Tearing out and Testing a Lithium Cell

by Ben N on February 22, 2013

Yesterday, I got one lithium module out of the car.

Here’s the video showing the removal.

The main battery pack is built from 22 units of 4 cells, built together with a BMS board. Each one then is basically a 12V battery.

I got the cell block out, washed it in the bathtub (second time I’ve done it. Wife hasn’t killed me yet, but this time I was smart enough to wash the tub REALLY good afterwards and then CHECK with her if it was good enough, preemptively saying how I would be HAPPY to wash it again if it wasn’t up to her standards!)

And then dismantled it into the single cells. None of them looked swollen or otherwise weird. The plastic overwrap is cracked on many of them. All the cells were pretty much at zero.

The first block that I pulled out (day before last) I decided to try to charge. The cells are listed as 4.2V max voltage, which means a regular 12V lead acid battery won’t overcharge 4 lithium cells. I put the cell block in the middle of my driveway and ran jumper cables to a large lead acid battery to “War-Charge”.

When connecting the cables, the lithium drew 15 amps. I left it connected for about an hour, occasionally checking voltage and temperature of the terminals.

The next day, I checked voltage of the cells again. Two of them were back down to just above zero, but the other two were still in the 3V range.

Last night, I visited my buddy Tim, and we hooked up a cell to a CellPro PowerLab6

A totally dead cell would NOT take a charge, because the charger was too smart for its own good, where it would think that there was no cell hooked up. We were able to get one of the “war-charged” cells to charge, as it had high enough voltage for the charger to recognize it.

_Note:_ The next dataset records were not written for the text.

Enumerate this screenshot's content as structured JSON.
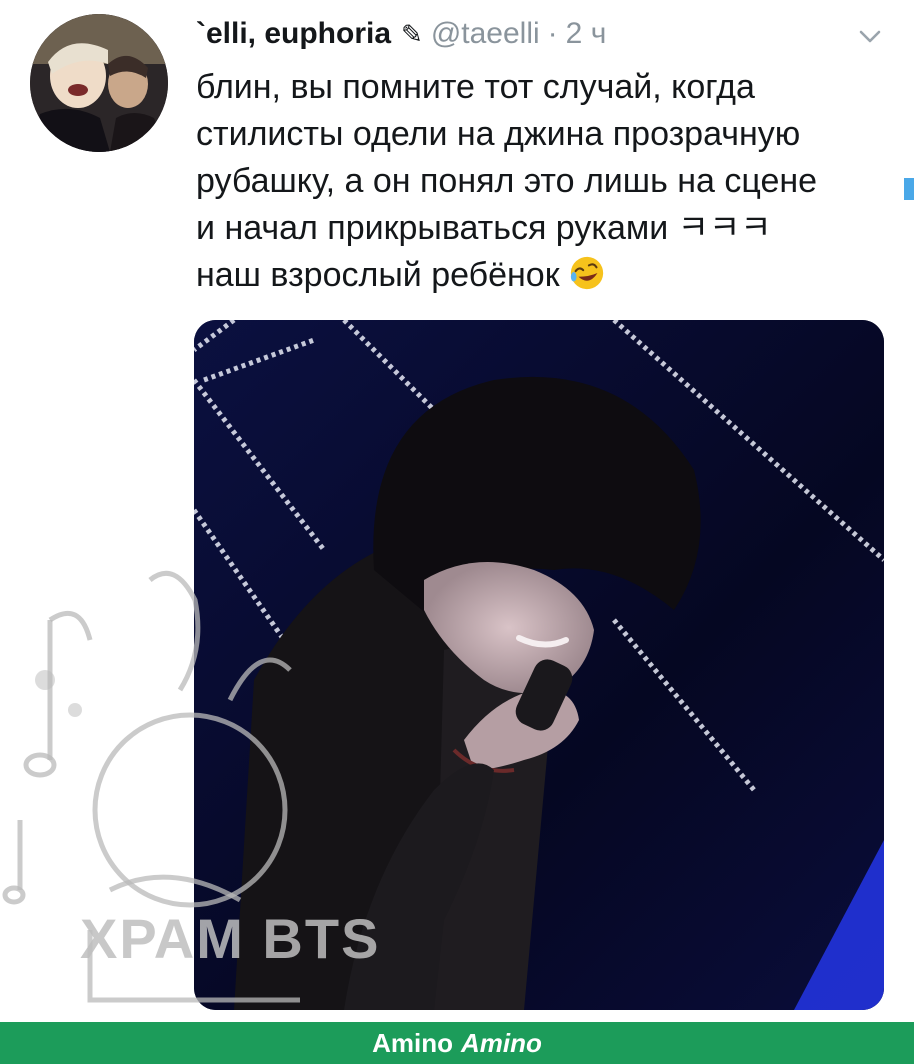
{
  "tweet": {
    "display_name": "`elli, euphoria",
    "handle": "@taeelli",
    "separator": "·",
    "time": "2 ч",
    "lines": [
      "блин, вы помните тот случай, когда",
      "стилисты одели на джина прозрачную",
      "рубашку, а он понял это лишь на сцене",
      "и начал прикрываться руками ㅋㅋㅋ",
      "наш взрослый ребёнок"
    ],
    "icons": {
      "verified_mark": "pencil-icon",
      "menu": "chevron-down-icon",
      "emoji": "laughing-face-emoji"
    }
  },
  "watermark": {
    "text": "ХРАМ BTS"
  },
  "footer": {
    "brand": "Amino",
    "brand_logo": "Amino"
  },
  "colors": {
    "footer_bg": "#1c9c5a",
    "muted_text": "#8a949c",
    "accent": "#4aa8e8"
  }
}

We used the LiFePo cell preset to get a 10-amp charge going into the cell for a good hour or so. The cell didn’t get hot or do anything else freaky. We had a laptop hooked up to the charger for data-logging, and the graph looked like what a person would expect for charging a lithium cell.

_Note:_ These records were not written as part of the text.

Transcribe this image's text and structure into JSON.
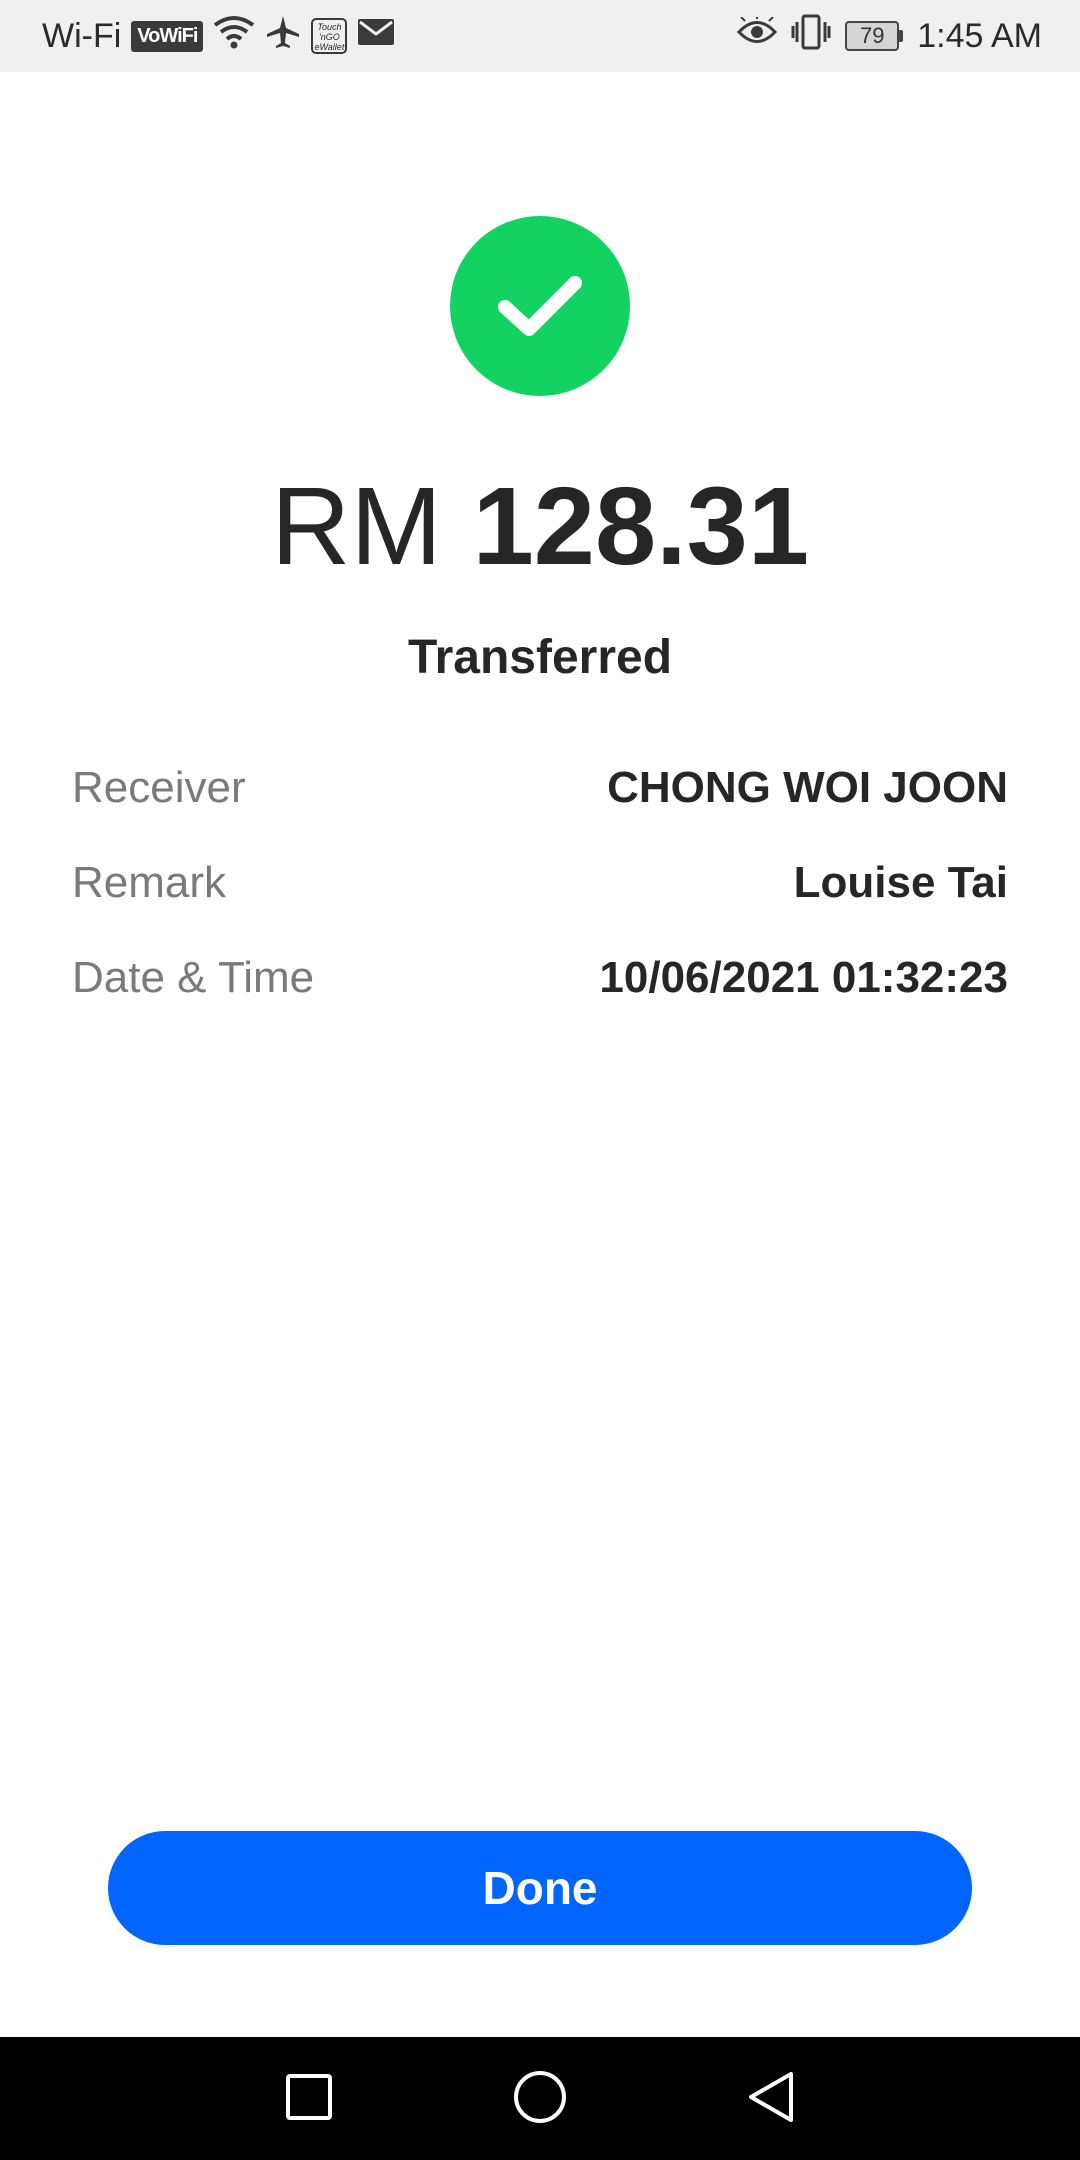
{
  "status_bar": {
    "carrier": "Wi-Fi",
    "vowifi": "VoWiFi",
    "tng_line1": "Touch",
    "tng_line2": "'nGO",
    "tng_line3": "eWallet",
    "battery": "79",
    "time": "1:45 AM"
  },
  "transaction": {
    "currency": "RM",
    "amount": "128.31",
    "status": "Transferred",
    "success_color": "#12d361"
  },
  "details": [
    {
      "label": "Receiver",
      "value": "CHONG WOI JOON"
    },
    {
      "label": "Remark",
      "value": "Louise Tai"
    },
    {
      "label": "Date & Time",
      "value": "10/06/2021 01:32:23"
    }
  ],
  "actions": {
    "done_label": "Done",
    "accent": "#0064ff"
  },
  "nav": {
    "recents_icon": "square-icon",
    "home_icon": "circle-icon",
    "back_icon": "triangle-back-icon"
  }
}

I borrowed the charger and laptop and hope to go through testing the 8 cells that I have pulled from the car. As for the dead dead dead cells, I’ll need to get some voltage into them for the charger to recognize them at all. Somebody told me to try using a low-voltage wall-wort, like a cell phone charger to get some charge into those batteries. It would be a very low current and about the right voltage. It should be pretty darn hard to accidentally overcharge a 50ah cell with a charger designed for a tiny cell phone battery!

 

PS: Here’s some more info on what the batteries are.

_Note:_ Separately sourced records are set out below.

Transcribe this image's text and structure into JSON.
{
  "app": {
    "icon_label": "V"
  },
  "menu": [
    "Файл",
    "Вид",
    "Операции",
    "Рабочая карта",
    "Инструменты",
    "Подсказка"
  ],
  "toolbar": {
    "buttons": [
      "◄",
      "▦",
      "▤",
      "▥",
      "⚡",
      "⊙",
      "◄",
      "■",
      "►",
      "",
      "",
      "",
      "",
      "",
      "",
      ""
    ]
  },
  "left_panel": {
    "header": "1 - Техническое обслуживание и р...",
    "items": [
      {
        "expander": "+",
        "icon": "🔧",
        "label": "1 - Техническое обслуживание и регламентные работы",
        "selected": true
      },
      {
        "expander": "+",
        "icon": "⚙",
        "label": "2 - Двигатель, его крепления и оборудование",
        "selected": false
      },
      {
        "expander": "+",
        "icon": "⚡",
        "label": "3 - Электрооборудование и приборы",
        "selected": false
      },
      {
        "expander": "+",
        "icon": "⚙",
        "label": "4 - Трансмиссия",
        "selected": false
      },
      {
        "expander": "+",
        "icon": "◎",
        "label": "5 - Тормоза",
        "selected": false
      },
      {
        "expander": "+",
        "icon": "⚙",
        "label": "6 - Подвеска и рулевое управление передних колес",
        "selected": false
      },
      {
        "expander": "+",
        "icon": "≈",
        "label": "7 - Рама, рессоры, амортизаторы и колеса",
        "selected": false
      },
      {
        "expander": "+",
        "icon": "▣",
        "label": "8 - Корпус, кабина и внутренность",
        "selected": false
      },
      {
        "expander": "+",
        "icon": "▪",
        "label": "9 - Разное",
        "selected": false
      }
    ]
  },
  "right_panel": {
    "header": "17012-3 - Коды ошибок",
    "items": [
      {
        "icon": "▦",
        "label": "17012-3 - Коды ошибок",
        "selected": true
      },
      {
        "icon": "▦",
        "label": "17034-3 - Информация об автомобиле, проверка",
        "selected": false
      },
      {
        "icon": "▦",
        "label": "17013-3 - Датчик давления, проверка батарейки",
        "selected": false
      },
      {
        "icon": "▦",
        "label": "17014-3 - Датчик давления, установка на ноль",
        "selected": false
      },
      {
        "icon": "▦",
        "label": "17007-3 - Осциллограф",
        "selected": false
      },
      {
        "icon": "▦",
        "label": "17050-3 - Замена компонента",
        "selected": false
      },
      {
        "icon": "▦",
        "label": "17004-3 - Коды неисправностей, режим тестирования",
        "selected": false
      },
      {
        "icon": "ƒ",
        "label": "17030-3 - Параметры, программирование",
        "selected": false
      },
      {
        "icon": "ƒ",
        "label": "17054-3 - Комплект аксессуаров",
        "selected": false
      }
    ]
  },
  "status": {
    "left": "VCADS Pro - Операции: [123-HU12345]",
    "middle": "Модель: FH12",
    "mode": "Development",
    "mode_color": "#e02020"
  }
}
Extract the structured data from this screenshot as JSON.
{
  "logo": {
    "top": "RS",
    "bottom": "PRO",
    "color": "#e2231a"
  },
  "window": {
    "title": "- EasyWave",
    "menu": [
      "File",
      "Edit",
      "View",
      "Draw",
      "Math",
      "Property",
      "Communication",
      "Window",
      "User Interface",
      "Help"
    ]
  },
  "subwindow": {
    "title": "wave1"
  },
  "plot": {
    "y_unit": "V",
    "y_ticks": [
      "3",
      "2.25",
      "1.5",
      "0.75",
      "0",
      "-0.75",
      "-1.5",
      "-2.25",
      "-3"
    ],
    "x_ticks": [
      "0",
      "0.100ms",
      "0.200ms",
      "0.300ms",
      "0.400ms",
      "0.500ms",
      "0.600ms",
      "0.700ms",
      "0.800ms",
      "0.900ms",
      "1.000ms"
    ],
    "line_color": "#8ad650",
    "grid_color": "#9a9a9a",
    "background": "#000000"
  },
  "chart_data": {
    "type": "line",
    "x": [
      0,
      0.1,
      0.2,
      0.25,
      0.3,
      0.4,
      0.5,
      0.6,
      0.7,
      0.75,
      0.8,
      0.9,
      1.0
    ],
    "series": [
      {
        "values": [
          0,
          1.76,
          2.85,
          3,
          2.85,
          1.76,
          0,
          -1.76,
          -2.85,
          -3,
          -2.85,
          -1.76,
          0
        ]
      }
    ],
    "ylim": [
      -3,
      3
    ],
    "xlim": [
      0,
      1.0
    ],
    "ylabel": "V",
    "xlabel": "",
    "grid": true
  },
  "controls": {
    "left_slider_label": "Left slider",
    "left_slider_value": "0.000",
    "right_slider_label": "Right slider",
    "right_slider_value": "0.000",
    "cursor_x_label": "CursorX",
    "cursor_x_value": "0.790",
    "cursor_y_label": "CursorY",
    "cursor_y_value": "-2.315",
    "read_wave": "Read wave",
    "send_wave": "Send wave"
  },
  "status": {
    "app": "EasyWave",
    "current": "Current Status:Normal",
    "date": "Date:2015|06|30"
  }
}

A link with overview of specs
pdf with much more technical specs

{ 3 comments… read them below or add one }

1 Jarkko Santala February 22, 2013 at 11:35 am

According to Wikipedia the i-MiEV uses Toshiba’s SCiB battery. It also says it has a lower voltage than usual Lithium batteries. Just thought it would be something to take into consideration so as not to overcharge them. Don’t know what the actual voltage range really is.
http://en.wikipedia.org/wiki/Lithium–titanate_battery

2 Ben N February 22, 2013 at 11:43 am

That’s some of the first information that I saw as well. It’s also completely wrong. It may have been that that’s the battery pack that was used on an earlier or different version of the car, but it’s not what’s sitting in my garage.
If you take a look at these links, it’s pretty obvious which cells are in this car.

A link with overview of specs
http://lithiumenergy.jp/en/products/index.html

pdf with much more technical specs
http://www.gs-yuasa.com/us/technic/vol5/pdf/05_1_021.pdf

3 JoeS February 23, 2013 at 7:21 pm

Ben, thank you for all these great posts and videos! As the owner of an i-miev and unsuccessful bidder for this car, I wish you all the best, and look forward to you hopefully getting this car on the road with not too much more damage to your wallet.